# Accelerated Single Ray Tracing for Wide Vector Units

The annual High Performance Graphics conference (HPG’17) is kicking off today in LA with a very promising line-up of papers. A side effect of the continued VR hype is an increased interest in ray tracing methods motivated by adaptive rendering algorithms. In addition, production rendering has seen wide-spread adoption of ray tracing. So these are good times for ray tracing research and HPG offers two papers focused on accelerated ray traversal methods, one targeted at the GPU by Nvidia (view), and one targeted at the CPU by myself. You can read my contribution here, and after that keep on reading this blog post which describes some further optimizations of the algorithm (named WiVe) introduced in the paper.

After some further experimenting with WiVe I’ve discovered a few tweaks that make the algorithm even more efficient. An issue with the original implementation is the dependency chain created by storing nodes to the stack and reading the top node back. On the KNL architecture there is no store forwarding between the vector and integer units, so the data has to go through the L1 cache. Ideally the next node to be traversed could be transferred directly from vector to integer registers in order to move stack operations out of the critical path of execution. As it happens there is a way to achieve this, even without increasing the instruction count.

Take a look at Figure 1.
The idea is to always have the next node in the low element of the vector register after compression (D) because the low element can be easily transferred to an integer register using *movd* (E) (Instructions are described here).
This means that the order of nodes in the vector register has to be inverted.
In addition, if none of the child nodes is intersected during a traversal step the low vector element must be occupied by the current stack top (T) for the algorithm to work.
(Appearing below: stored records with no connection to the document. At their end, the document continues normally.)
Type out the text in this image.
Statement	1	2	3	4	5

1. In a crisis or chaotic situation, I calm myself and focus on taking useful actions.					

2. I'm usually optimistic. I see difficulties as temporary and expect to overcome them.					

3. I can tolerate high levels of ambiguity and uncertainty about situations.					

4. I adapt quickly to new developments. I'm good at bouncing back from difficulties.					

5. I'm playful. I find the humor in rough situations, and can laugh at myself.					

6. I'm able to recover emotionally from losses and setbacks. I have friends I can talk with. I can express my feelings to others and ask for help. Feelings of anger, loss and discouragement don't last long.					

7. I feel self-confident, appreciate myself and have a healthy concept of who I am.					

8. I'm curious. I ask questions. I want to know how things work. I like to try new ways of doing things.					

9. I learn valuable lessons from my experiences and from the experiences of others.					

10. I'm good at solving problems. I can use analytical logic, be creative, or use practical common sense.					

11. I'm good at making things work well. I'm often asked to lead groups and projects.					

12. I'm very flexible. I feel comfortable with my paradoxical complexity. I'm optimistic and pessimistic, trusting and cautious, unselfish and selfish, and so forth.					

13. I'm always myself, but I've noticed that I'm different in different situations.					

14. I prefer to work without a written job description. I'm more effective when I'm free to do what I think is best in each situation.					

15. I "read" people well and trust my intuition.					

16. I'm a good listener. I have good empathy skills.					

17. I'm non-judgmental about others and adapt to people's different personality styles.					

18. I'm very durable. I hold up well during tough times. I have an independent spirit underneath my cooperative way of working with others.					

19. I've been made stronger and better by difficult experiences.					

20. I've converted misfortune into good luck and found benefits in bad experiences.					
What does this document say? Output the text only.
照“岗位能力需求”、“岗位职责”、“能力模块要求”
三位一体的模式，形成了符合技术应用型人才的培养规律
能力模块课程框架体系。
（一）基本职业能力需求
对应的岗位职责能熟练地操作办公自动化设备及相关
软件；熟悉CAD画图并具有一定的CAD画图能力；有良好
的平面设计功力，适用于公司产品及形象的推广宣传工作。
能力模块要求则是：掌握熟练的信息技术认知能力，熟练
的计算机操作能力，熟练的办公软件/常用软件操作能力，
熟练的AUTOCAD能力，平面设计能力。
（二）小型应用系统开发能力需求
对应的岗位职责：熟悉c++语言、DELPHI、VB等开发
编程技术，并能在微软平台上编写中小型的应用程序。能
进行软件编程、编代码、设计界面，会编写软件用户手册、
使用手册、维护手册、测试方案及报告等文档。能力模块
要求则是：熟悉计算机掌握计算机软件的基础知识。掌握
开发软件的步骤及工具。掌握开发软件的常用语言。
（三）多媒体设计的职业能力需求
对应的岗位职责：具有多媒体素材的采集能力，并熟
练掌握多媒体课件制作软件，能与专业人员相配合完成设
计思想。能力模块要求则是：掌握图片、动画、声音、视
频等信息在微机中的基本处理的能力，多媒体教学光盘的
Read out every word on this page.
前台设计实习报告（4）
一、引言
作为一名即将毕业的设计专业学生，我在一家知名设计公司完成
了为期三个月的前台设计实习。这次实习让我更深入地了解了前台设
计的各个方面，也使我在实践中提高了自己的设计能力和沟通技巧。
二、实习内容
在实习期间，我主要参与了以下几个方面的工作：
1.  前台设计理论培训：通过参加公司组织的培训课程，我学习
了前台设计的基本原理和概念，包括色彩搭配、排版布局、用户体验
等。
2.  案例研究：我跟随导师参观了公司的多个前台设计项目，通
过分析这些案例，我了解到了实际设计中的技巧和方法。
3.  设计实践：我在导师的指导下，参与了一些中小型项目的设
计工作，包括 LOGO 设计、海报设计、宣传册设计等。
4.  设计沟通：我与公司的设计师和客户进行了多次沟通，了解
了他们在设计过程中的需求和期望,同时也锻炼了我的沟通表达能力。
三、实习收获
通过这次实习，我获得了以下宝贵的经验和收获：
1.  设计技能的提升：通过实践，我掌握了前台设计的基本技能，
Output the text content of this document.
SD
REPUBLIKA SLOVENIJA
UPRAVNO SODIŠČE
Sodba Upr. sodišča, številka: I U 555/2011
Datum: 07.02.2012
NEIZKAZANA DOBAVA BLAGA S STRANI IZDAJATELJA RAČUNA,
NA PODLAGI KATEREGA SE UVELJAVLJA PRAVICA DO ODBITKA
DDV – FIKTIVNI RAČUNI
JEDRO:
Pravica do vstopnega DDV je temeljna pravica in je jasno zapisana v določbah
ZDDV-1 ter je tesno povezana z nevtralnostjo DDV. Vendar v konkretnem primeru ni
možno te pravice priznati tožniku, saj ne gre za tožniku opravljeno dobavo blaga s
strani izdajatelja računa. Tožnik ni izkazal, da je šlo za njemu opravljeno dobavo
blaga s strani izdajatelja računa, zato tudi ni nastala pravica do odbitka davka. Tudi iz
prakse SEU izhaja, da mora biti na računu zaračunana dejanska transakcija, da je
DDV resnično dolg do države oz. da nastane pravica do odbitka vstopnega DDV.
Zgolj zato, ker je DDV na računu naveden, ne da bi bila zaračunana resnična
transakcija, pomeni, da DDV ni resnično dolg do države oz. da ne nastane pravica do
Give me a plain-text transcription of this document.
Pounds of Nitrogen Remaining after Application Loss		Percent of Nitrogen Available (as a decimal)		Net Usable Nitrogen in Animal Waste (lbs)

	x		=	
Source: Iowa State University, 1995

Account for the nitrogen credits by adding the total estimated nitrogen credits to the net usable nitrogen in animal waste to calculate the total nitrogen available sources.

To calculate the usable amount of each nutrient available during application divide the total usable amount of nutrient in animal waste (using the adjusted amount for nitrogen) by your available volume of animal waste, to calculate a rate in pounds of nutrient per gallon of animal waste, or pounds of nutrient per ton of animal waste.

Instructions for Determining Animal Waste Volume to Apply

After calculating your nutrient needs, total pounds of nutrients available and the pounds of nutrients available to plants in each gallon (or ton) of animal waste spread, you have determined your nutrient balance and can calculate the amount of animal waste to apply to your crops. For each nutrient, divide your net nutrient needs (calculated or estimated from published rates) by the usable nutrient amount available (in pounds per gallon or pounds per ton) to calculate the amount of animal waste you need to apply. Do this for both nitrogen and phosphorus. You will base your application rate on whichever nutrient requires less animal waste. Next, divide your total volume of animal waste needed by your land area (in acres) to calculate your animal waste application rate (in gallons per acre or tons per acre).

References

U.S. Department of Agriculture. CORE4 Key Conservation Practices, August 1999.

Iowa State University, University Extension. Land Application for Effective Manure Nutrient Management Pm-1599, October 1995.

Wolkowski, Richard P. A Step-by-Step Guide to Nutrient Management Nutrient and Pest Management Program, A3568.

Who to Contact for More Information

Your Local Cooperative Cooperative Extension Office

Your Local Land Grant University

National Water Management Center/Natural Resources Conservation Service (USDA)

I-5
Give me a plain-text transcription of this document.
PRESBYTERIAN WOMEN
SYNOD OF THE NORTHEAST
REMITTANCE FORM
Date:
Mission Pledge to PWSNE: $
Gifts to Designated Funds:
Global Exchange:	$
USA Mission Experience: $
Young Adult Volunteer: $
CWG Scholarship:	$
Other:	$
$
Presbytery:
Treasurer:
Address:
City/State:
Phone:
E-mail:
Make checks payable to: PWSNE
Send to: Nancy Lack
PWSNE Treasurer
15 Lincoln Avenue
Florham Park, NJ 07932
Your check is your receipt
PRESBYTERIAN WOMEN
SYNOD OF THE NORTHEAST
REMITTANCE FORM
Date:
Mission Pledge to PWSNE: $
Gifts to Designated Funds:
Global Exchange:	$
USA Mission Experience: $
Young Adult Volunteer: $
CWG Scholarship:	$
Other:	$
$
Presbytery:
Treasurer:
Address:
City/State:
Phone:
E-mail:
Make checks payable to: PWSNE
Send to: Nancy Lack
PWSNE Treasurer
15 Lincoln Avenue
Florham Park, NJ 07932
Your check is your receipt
The *movd* instruction loads the stack top into the low element of a vector register and sets all other elements to zero (C).
Using the masked variant of *vpcompressq* with the stack top as the destination register overwrites the stack top node only if one or more child nodes are intersected.
Thus, in all cases we find the next valid node in correct order in the low element of the stack vector and the traversal can continue without further delay.
The remaining stack push is removed from the immediate dependency chain.
Since the nodes are now in inverted order we use an inverted stack as well that grows towards smaller memory addresses.
To avoid overwriting of previous stack data the store (F) requires a new mask that reflects the new register positions of the active nodes after compression.
This mask is easily obtained with a *vptestmq* instruction which sets a mask bit for all non-zero elements.

Now the algorithm is almost working, the only remaining issue is its termination since we no longer check the stack size during traversal. Instead, a sentinel element is added to the bottom of the stack (S) which is zero everywhere except for a set leaf node flag. If the traversal reaches the bottom of the stack it finds the fake leaf node and jumps to leaf intersection where a simple test detects the sentinel and terminates the algorithm.

Mazda | San Miguel | Art Deco | Powerplant | Villa | |
---|---|---|---|---|---|

Updated |
131.9 | 77.3 | 171.4 | 88.9 | 92.6 |

Original |
126.7 | 73.1 | 165.0 | 85.4 | 87.4 |

Improvement [+%] |
4 | 6 | 4 | 4 | 6 |

So how does the updated implementation perform? Was it worth the effort? Table 1 lists the results, the experimental setup is the same as described in the paper (AVX-512, Intel Xeon Phi 7250). Performance improved between 4-6% over the original implementation, making the currently fastest CPU-based BVH traversal for single rays even faster!